Беспокойно покружив по кухне, Гарик угнездился в Бобином, самом большом и удобном кресле. Он всегда старался отщипнуть себе кусочек самого лучшего: самое удобное место, самое красивое яблоко, самую полную чашку. А прежде чем на это свое вожделенное «лучшее» наброситься, напрягался, как хищная птица перед решительным скачком. Гариковы победы были такими крошечными, что окружающие часто их и не замечали. Но для него вырванные у жизни крошки были брызгами самого прекрасного. От своих скопидомских выигрышей он приходил в мгновенно приподнятое настроение, а от неудавшихся попыток сникал и злился.
Несколько лет назад, когда дети, Женечка и Соня, были еще маленькими, братья Любинские и Нина с Антоном вместе ездили в Крым. В каждодневной близости эти его постоянные ухищрения – выбрать себе солнце посолнечнее, тень потенее, стакан вина пополнее, последним достать мелочь при покупке мороженого – были замечены почти сразу.
Каждый про себя удивлялся несоответствию страстности борьбы и жалкости добычи, но Гарик так радовался всем этим незначащим мелочам, что остальные словно обиженно подумали: «А мы-то что, дураки, что ли?» Гариковы выигрыши стали вдруг казаться вожделенными, и в компании что-то неуловимо нарушилось. Будто Гарик выпустил наружу злых бесенят.

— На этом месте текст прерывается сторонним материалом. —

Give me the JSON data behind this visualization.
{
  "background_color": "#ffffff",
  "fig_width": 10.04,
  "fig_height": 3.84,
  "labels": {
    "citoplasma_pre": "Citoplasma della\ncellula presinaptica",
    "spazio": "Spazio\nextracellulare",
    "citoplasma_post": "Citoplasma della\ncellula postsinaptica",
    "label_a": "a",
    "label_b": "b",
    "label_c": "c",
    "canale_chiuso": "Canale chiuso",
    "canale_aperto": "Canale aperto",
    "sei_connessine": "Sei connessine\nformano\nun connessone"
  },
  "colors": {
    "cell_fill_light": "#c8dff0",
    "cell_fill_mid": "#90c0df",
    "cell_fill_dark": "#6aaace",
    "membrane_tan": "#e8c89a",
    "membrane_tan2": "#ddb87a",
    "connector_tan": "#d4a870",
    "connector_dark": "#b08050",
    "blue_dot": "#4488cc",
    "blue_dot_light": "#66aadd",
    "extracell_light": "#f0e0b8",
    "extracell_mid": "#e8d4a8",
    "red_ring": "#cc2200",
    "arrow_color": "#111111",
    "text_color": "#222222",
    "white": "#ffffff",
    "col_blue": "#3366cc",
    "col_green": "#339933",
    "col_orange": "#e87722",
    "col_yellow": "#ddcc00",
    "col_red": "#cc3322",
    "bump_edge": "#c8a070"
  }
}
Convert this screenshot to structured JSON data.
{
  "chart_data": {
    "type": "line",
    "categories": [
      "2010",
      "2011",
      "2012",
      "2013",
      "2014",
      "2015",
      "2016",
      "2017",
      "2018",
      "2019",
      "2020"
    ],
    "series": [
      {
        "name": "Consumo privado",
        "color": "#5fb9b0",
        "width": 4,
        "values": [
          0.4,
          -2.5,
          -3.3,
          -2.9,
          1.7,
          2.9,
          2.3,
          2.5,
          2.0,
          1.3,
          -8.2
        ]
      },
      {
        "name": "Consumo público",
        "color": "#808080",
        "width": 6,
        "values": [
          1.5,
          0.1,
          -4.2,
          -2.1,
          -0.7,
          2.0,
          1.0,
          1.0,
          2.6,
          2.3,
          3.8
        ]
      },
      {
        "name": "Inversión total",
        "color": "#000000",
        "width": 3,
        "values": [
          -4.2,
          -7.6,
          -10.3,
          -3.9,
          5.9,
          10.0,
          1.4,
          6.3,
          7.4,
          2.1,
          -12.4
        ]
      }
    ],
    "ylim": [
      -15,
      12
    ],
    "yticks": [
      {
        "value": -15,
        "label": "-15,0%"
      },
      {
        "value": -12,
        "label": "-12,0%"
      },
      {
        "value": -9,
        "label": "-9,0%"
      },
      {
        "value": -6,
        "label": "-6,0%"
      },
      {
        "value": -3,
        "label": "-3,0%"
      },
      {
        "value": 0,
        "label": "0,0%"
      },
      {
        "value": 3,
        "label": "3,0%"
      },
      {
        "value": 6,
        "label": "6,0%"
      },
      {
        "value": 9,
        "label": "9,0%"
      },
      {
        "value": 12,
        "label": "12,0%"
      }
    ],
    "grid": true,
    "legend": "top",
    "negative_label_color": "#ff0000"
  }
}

Первыми, как самые чувствительные и не умеющие сдерживать воспитанностью стыдное дурное, пострадали дети. Всегда мирные Соня с Женечкой исступленно делили совочки и ведерки, злобно кричали друг на друга из-за места на подстилках, торговались из-за конфет, фантиков, камушков, и, казалось, вот-вот начнут делить солнце. За детьми принялись предъявлять друг другу претензии взрослые, сначала вяло, потом энергично. С тех пор вместе надолго не ездили, только на несколько дней. Но Гарика и в эти небольшие поездки не брали. Придумывали предлоги или как-то незаметно собирались без него – не сговаривались специально, просто долго не могли решить, куда поедут, а потом вдруг молниеносно собирались, а ему не могли дозвониться. Ну а в последние пару лет уже вообще вместе не отдыхали.
– Смотрю я на ваш д-дом, – невнятно пробурчал Гарик, прожевывая буженину, – неужели нельзя б-было пригласить т-толкового дизайнера... п-постро-или псевдоготическую избу. Это же неприлично – жить в т-таком д-доме!
– Вкусы у всех разные. Выпьешь чего-нибудь? – Нина заторопилась. – Я твою новую книгу дала почитать знакомому редактору из «Азбуки», ничего, ты не сердишься?
– Н-нельзя, нечего ему д-делать в моем т-тек-сте. Они там в «Азбуке» издают всякое д-дерьмо... и что он ска-азал?
– Сказал – здорово. Новое слово в современной литературе, – соврала Нина.
Редактор вернул ей книгу без единого слова, зато кривляясь и гримасничая не только лицом, но и всем телом. Лицо Гарика вдруг стало нарочито безразличным, как бывает у мальчишек, старательно не подающих виду, что им нравится девочка.